Lee announced Wednesday that the Tennessee Department of Correction will make staffing changes at the leadership level and hire a permanent commissioner in the new year. It will be up to the new TDOC leadership to revise the state’s lethal injection protocol — a method of execution that has long been scrutinized. People on death row have opted to be killed in the electric chair or by firing squad, out of fear that lethal injection would be more painful.

The Tennessee Supreme Court will be responsible for setting new execution dates after the governor’s reprieves expire. Currently, the state has no executions scheduled for 2023.

‘Troubling findings’

The new findings were described as “troubling” and “shocking” by Kelley Henry, chief of the Capital Habeas Unit within the Nashville Federal Public Defender’s Office

“What we learned today is that secrecy in our state’s execution process breeds a lack of accountability, sloppiness, and a high risk of horrifying mistakes,” she wrote in a statement.

Advocacy groups praised the independent report, but expressed ongoing concerns.

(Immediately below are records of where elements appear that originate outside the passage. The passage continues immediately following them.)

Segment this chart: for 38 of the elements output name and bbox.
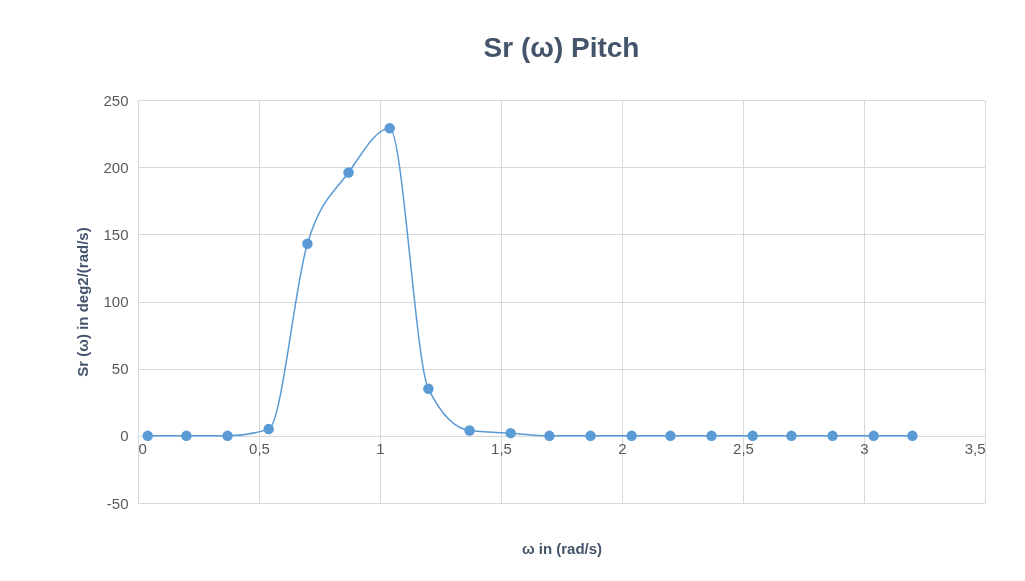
point [868, 430, 879, 442]
y-tick-label: 150 [103, 225, 129, 243]
x-tick-label: 0 [138, 440, 147, 458]
point [786, 430, 797, 442]
y-tick-label: 200 [103, 158, 129, 176]
x-tick-label: 1,5 [491, 440, 512, 458]
point [907, 430, 918, 442]
y-tick-label: -50 [106, 494, 129, 512]
point [423, 383, 434, 395]
x-tick-label: 1 [376, 440, 385, 458]
x-tick-label: 2,5 [733, 440, 754, 458]
x-tick-label: 0,5 [249, 440, 270, 458]
point [142, 430, 153, 442]
point [464, 425, 475, 436]
x-tick-label: 3 [860, 440, 869, 458]
y-axis-title: Sr (ω) in deg2/(rad/s) [74, 227, 92, 377]
point [181, 430, 192, 442]
point [544, 430, 555, 442]
y-tick-label: 100 [103, 293, 129, 310]
point [343, 167, 354, 178]
point [222, 430, 233, 442]
point [706, 430, 717, 442]
point [302, 238, 313, 249]
y-tick-label: 250 [103, 91, 129, 109]
chart-title: Sr (ω) Pitch [483, 32, 640, 63]
x-tick-label: 2 [618, 440, 627, 458]
point [505, 427, 516, 439]
point [827, 430, 838, 442]
point [747, 430, 758, 442]
x-axis-title: ω in (rad/s) [521, 539, 603, 557]
point [585, 430, 596, 442]
point [384, 122, 395, 134]
x-tick-label: 3,5 [964, 440, 986, 458]
y-tick-label: 0 [120, 427, 129, 445]
point [626, 430, 637, 442]
y-tick-label: 50 [111, 360, 129, 378]
point [263, 423, 274, 435]
point [665, 430, 676, 442]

Tennesseans for Alternatives to the Death Penalty called the lethal injection protocol “irreparably flawed.” Other groups questioned the state’s ongoing use of resources to create a method of execution and said they remained skeptical.

“We remain deeply concerned about Tennessee’s execution process,” wrote Gloria Sweet-Love, president of the Tennessee State Conference of the NAACP. “This report has given us a glimpse into an execution process plagued by human error, deception, and inconsistency that mirror many of the same problems that infect the death penalty as a whole, including the racial bias that infects the whole system.”